Oh, yes. The cordless phone is just right for throwing. Not so right? Throwing it at your husband in a fit of rage. Fortunately, I have terrible aim and he has good reflexes. Also, he forgives, just like Jesus:)
I was frustrated one day while holding a casserole to serve to my family…casserole plopped hard on the table…casserole slid across table…casserole flew past table edge…casserole hit wall…I fled. Sometimes I need to flee, do some deep breathing, throw skyward a quick prayer of help…return and face the music. Ps. 103:14…For He knows our frame and remembers that we are dust. He is so patient with us. I can relate to your posts…they are so humanly honest and yet so grace accepting.
Thank you, Emily. I forget how beautiful that first miracle must have been. Thanks for taking the time to ponder it for all of us, recognizing that it was a real wedding with real people and a real Jesus and a real, secret miracle.
me too! 🙂
Beautiful lesson. Love the imagery in your brush throwing moments. I have been in that bathroom. Hugs and prayers my friend.
Thank you for this post. Love this: “I am desperate for twinkling eyes, for thirty gallon water pots, for believing in things I can’t see, for cups filled with secret miracles.” Thank you, Lord for being so patient with me!
This is so good. I just love it. And, it’s so good to know that someone else throws things when they are frustrated. I threw a sippy cup across the room one time and it hit the fridge. It made a dent in it. Every time I see that dent, I think about that day. I can’t even remember what I was frustrated about…..But, I reminds me of how far I’ve come since those stressful days of my husband being unemployed. When I feel like nothing has changed in our circumstances, I’m reminded that things HAVE changed when I see that dent. Maybe not as fast as I’d like, but they have. 🙂
one word- my sister use to throw phones, broke my favorite one (you remember the cool clear cased ones? YEP.)
Thank you for posting this – I have had a brush throwing, not-believing-in-myself kind of week. Your works are a gentle reminder and encouragement.

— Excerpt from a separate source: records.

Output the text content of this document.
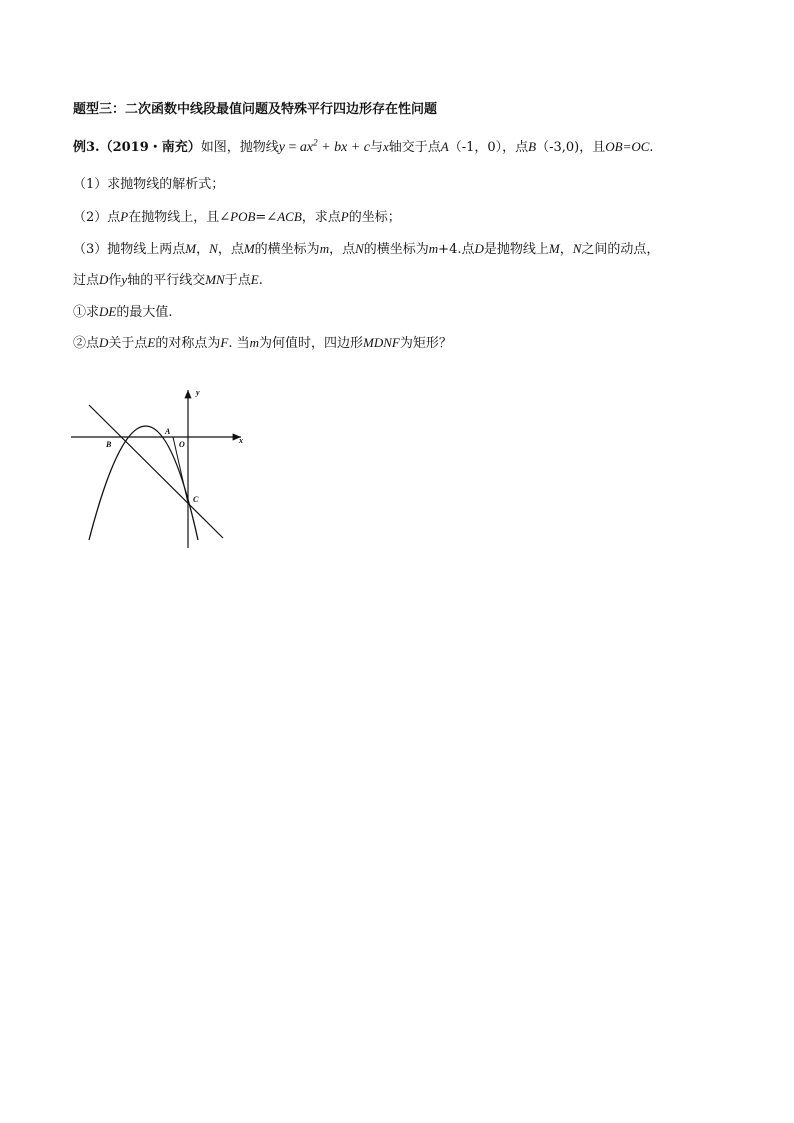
题型三：二次函数中线段最值问题及特殊平行四边形存在性问题
例3.（2019・南充）如图，抛物线$y = ax^2$ + bx + c与x轴交于点A（-1，0），点B（-3,0)，且OB=OC.
（1）求抛物线的解析式；
（2）点P在抛物线上，且∠POB=∠ACB，求点P的坐标；
（3）抛物线上两点M，N，点M的横坐标为m，点N的横坐标为m+4.点D是抛物线上M，N之间的动点，
过点D作y轴的平行线交MN于点E.
①求DE的最大值.
②点D关于点E的对称点为F. 当m为何值时，四边形MDNF为矩形？
y
x
B
A
O
C
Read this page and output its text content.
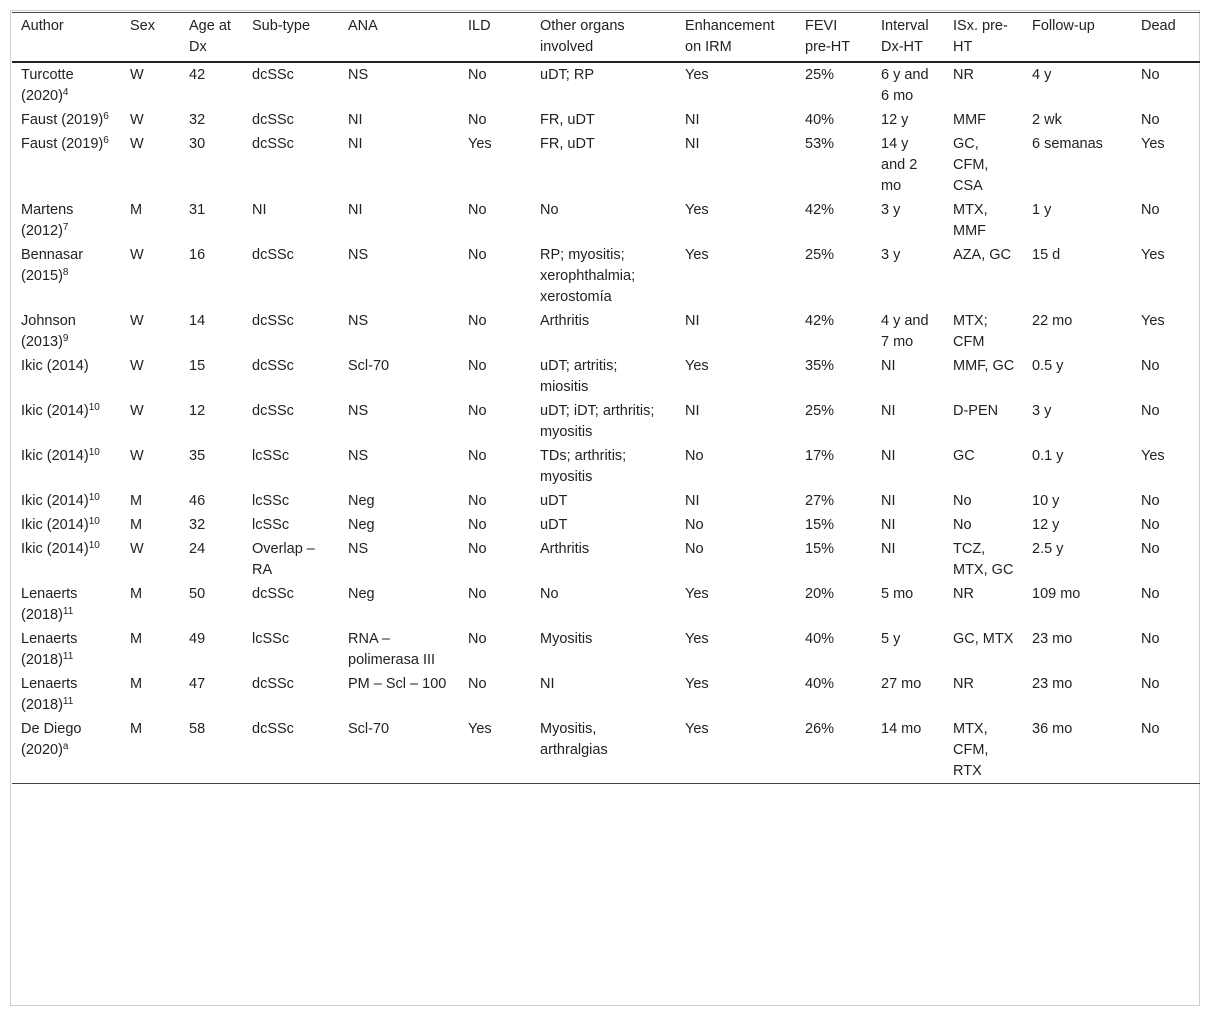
Author	Sex	Age at Dx	Sub-type	ANA	ILD	Other organs involved	Enhancement on IRM	FEVI pre-HT	Interval Dx-HT	ISx. pre-HT	Follow-up	Dead
Turcotte $(2020)^4$	W	42	dcSSc	NS	No	uDT; RP	Yes	25%	6 y and 6 mo	NR	4 y	No
Faust $(2019)^6$	W	32	dcSSc	NI	No	FR, uDT	NI	40%	12 y	MMF	2 wk	No
Faust $(2019)^6$	W	30	dcSSc	NI	Yes	FR, uDT	NI	53%	14 y and 2 mo	GC, CFM, CSA	6 semanas	Yes
Martens $(2012)^7$	M	31	NI	NI	No	No	Yes	42%	3 y	MTX, MMF	1 y	No
Bennasar $(2015)^8$	W	16	dcSSc	NS	No	RP; myositis; xerophthalmia; xerostomía	Yes	25%	3 y	AZA, GC	15 d	Yes
Johnson $(2013)^9$	W	14	dcSSc	NS	No	Arthritis	NI	42%	4 y and 7 mo	MTX; CFM	22 mo	Yes
Ikic (2014)	W	15	dcSSc	Scl-70	No	uDT; artritis; miositis	Yes	35%	NI	MMF, GC	0.5 y	No
Ikic $(2014)^{10}$	W	12	dcSSc	NS	No	uDT; iDT; arthritis; myositis	NI	25%	NI	D-PEN	3 y	No
Ikic $(2014)^{10}$	W	35	lcSSc	NS	No	TDs; arthritis; myositis	No	17%	NI	GC	0.1 y	Yes
Ikic $(2014)^{10}$	M	46	lcSSc	Neg	No	uDT	NI	27%	NI	No	10 y	No
Ikic $(2014)^{10}$	M	32	lcSSc	Neg	No	uDT	No	15%	NI	No	12 y	No
Ikic $(2014)^{10}$	W	24	Overlap – RA	NS	No	Arthritis	No	15%	NI	TCZ, MTX, GC	2.5 y	No
Lenaerts $(2018)^{11}$	M	50	dcSSc	Neg	No	No	Yes	20%	5 mo	NR	109 mo	No
Lenaerts $(2018)^{11}$	M	49	lcSSc	RNA – polimerasa III	No	Myositis	Yes	40%	5 y	GC, MTX	23 mo	No
Lenaerts $(2018)^{11}$	M	47	dcSSc	PM – Scl – 100	No	NI	Yes	40%	27 mo	NR	23 mo	No
De Diego $(2020)^a$	M	58	dcSSc	Scl-70	Yes	Myositis, arthralgias	Yes	26%	14 mo	MTX, CFM, RTX	36 mo	No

Just found your blog……….love your honesty and perspective.
Praying, also. Yes to the human moments!
This is beautiful, Emily. Just beautiful. I needed this so much today; thank you.
I’m not sure if my favorite part of your message is the brush throwing or the amazing imagery of the wedding. I, myself, vacuum instead of throwing things. It helps to discharge that energy, and at least I get the floor done. Thank you for sharing.
I am so thirsty too, friend. Thank you.
Hmm…you have made me think back to two weeks ago. After almost three weeks of constant pain from my chronic illness, I was there. Done. Over it. I was so ugly and bitey all weekend…to my poor sweet husband, and my adult son who dared to get on my last frayed nerve. Didn’t like myself. Tried to pray. Come Monday morning, alone in the house with God I repented. Sent an apology text to my son and talked with hubs on the phone…still wishing I could have a do-over. But reading your post has made me think….I gave up throwing things years ago because I felt too out of control, too destructive. But how much better to break a hair brush, or put a dent in something, than to wound a heart? I’ve tried to “grow up” and “grow into grace”, when maybe what I need on those (mostly rare) occasions is to just lock myself in a room and have a hissy fit and get it over with. Maybe then it wouldn’t just keep boiling under the surface waiting to explode. Anyway Emily, thank you for your honesty. God created us. He knows every teeny detail about us. He knows that sometimes…just sometimes…we simply don’t have it all together like we like to think we do. 😉 He knows we need reminding of how much we desperately need Him. I too am in need of some twinkling eyes, thirty gallon pots and cups filled with secret miracles. But I am seeing them. Just tonight. Afore mentioned son stopped in to share with me how God is answering a prayer of his….something I have been praying for as well. The cups of secret miracles are filling….and His eyes are twinkling at our delight. Hugs girl. We all need them!